Confident Girls, Courageous Women

Posted by Dr. Beth Reaves

It’s Friday morning, and I’m headed to morning assembly with our elementary girls, who are rather boisterous as they file past me in the hall. Fridays are Sister Advisory Set (SAS) days when our girls meet in their SAS groups to work on a fun, team-building project often times competing with the other groups. Most of the girls are wearing neon knee-highs – pink, orange, green, purple, blue, and yellow – the colors of their SAS groups. I’m looking forward to this assembly; it’s been a long week for me, and I’m already feeling a lift from the girls’ heightened energy. I know the energy is similarly high at our middle school campus, where the girls are about to start their House meetings. It’s hard to feel dispirited on a Friday at WSG. Our girls are buzzing with excitement and the feeling of camaraderie is contagious.

As I look around the assembly room and watch the girls laugh and throw their arms around one another, I’m struck by their confidence and uninhibited joy. This atmosphere, this feeling of sisterhood and fellowship, this is why I came to the Washington School for Girls. I often marvel at the vision of the school’s founders – to educate and empower the most marginalized girls by placing them in an environment that reinforces an unwavering belief in their abilities, their potential, and their importance. The school was founded at a time when the country was collectively obsessed with the plight of minority boys from low-income homes. In DC, educational and support services for boys in low-income communities were started to address this plight, and yet there seemed to be no concern for girls facing the same racial and economic gaps in addition to the gender gap. WSG’s founders saw this as a grievous oversight considering the high school drop-out rate for girls in the same communities. And so, the Washington School for Girls opened its doors, free of charge, to any and all girls who need it.

I, myself attended an all girls’ high school in Philadelphia, and I remember that feeling of belonging, of being accepted exactly as I was, of being valued. It’s something I took for granted until college when I was once again in a coeducational environment.

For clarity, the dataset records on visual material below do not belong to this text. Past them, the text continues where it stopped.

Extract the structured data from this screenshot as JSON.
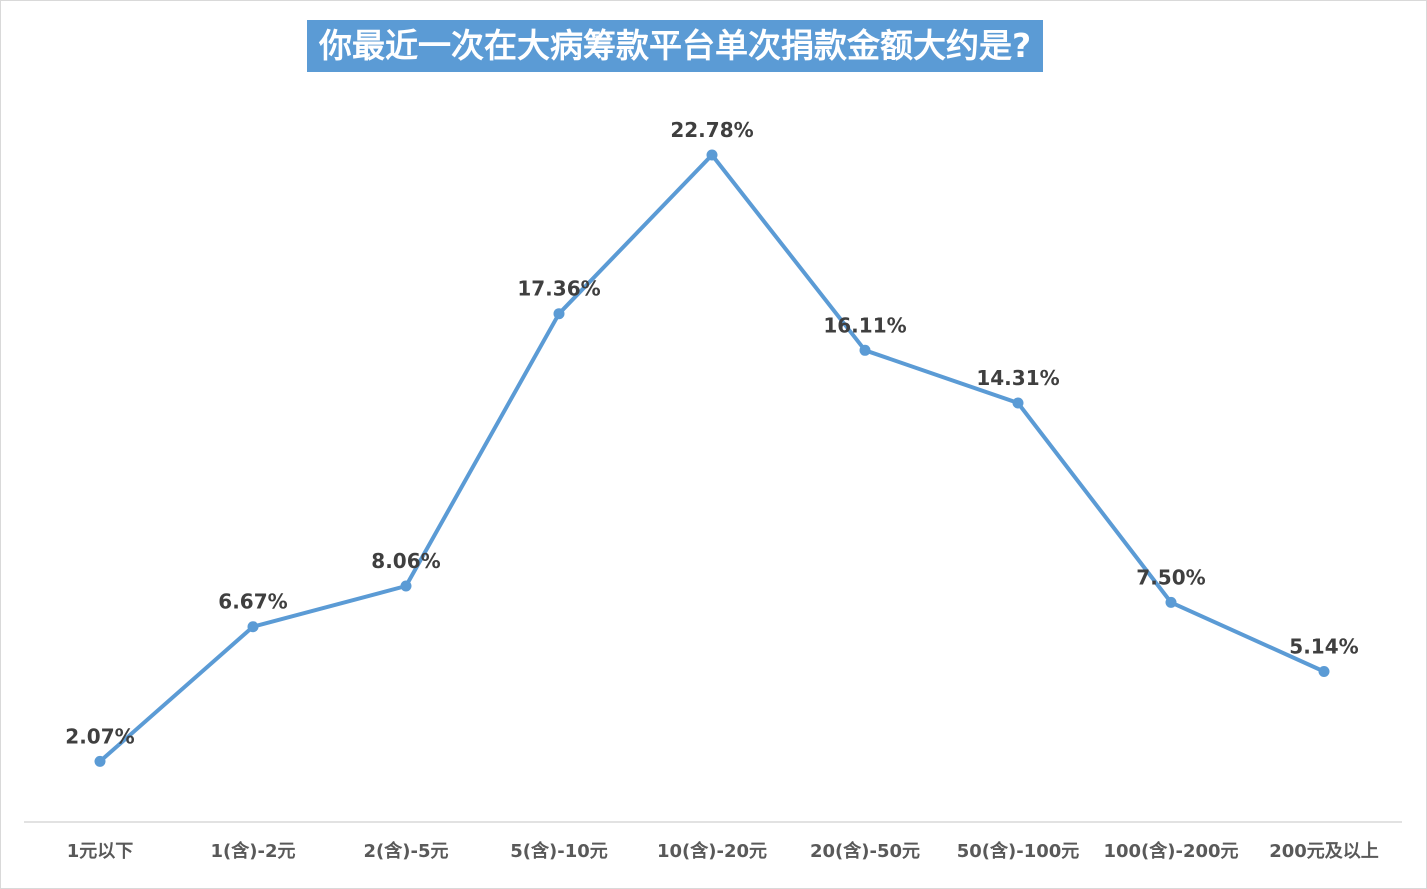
{
  "chart_data": {
    "type": "line",
    "title": "你最近一次在大病筹款平台单次捐款金额大约是?",
    "categories": [
      "1元以下",
      "1(含)-2元",
      "2(含)-5元",
      "5(含)-10元",
      "10(含)-20元",
      "20(含)-50元",
      "50(含)-100元",
      "100(含)-200元",
      "200元及以上"
    ],
    "series": [
      {
        "values": [
          2.07,
          6.67,
          8.06,
          17.36,
          22.78,
          16.11,
          14.31,
          7.5,
          5.14
        ],
        "labels": [
          "2.07%",
          "6.67%",
          "8.06%",
          "17.36%",
          "22.78%",
          "16.11%",
          "14.31%",
          "7.50%",
          "5.14%"
        ],
        "color": "#5b9bd5"
      }
    ],
    "ylim": [
      0,
      25
    ],
    "grid": false,
    "legend": "none",
    "xlabel": "",
    "ylabel": ""
  }
}
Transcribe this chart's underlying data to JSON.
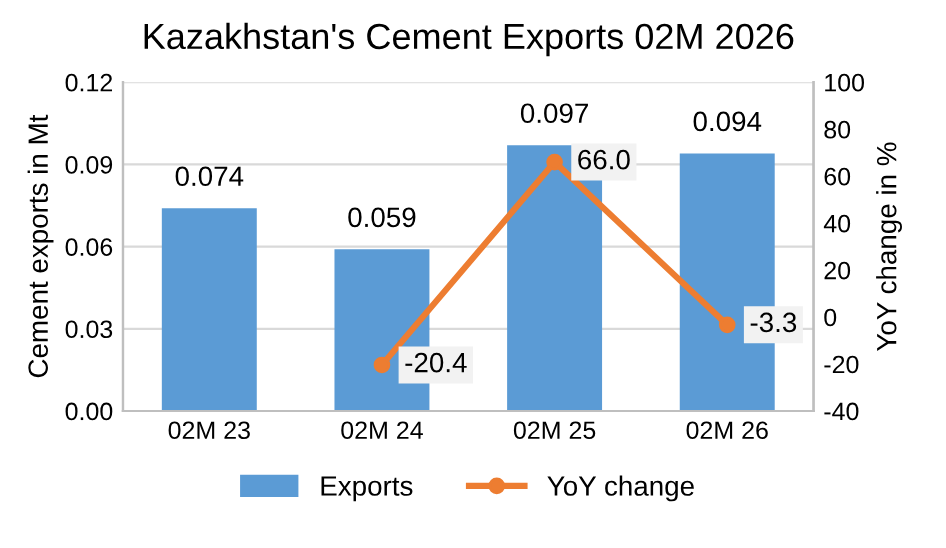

Even though I felt as if the invisible support system that had lifted me up throughout high school had been pulled right from under my feet, I believed in my self-worth and remembered that confident girls support each other. So I surrounded myself with good girlfriends, spoke up in class, and pursued the things that mattered to me – education, career, and family. Would I have been as successful had I attended a coed high school? Would I have the same confidence in myself? I will never know for sure, but I do believe that those formative years at a girls’ school made a difference in how I see and understand myself. And I strongly believe that girls’ schools are still relevant and just as important for girls today.

At girls’ schools, students are more free to be themselves as their energy and attention aren’t diverted by having to be presentable/available for the other sex. In adolescence, girls and boys are preoccupied by the idea of “being cool” – wearing the right things, saying the right things, and liking the right things. It’s not a preoccupation that our students are invulnerable to, but it doesn’t dominate their daily experience either. Without the social pressures of a coeducational environment, our girls can dedicate more of their energy to their own growth and development. And we encourage them to do just that by exposing them to new activities and experiences, both in and out of the school, and pushing them to expand their horizons by pursuing those things that interest and challenge them. We also ensure that they have a strong support system not just in the adults around them but in their peers as well. Traditions like SAS and school Houses motivate our girls to get to know their schoolmates across classes and grade levels and to develop pride in the school and in one another. Yes, some of the activities are competitive, but through them our students learn good sportsmanship and how to recognize the strengths and positive qualities that each girl has to offer.

The result is that our students are deeply engaged in their own learning and development; they take on leadership roles confidently and demonstrate great empathy for each other and the community. They are not afraid to speak their minds (sometimes to the chagrin of faculty) or to dream big. Is it any wonder that while less than 1% of girls attend girls’ schools, an impressive 20% of the women currently serving the U.S. Senate and House of representatives graduated from all-girls’ schools? Or that women who graduate from single-sex schools report higher self-confidence and greater public speaking and writing skills than women who graduate from coed schools? It certainly doesn’t surprise me or any of the faculty and staff at WSG. We witness the transformation of confident girls into courageous women year after year.

Back in the assembly room the girls are literally bouncing in their seats as they get ready to perform their SAS chants. Each SAS group wrote their own chant to represent their core value – goodness, generosity, confidence, excellence, perseverance, and joy. The chants express the exuberance of their youth and are invariably shouted out as if the girls intend to drown out anyone who would disagree. I’m awash in the creativity and optimism of our students, and I join in the cheers with a wide smile and a glow of pride that will stay with me all day.

This blog post was featured on DC LISC’s home page and blog in honor of Women’s History Month. DC LISC is a long-time partner of WSG and works to improve access to and increase the availability of resources and opportunities for healthy living in DC.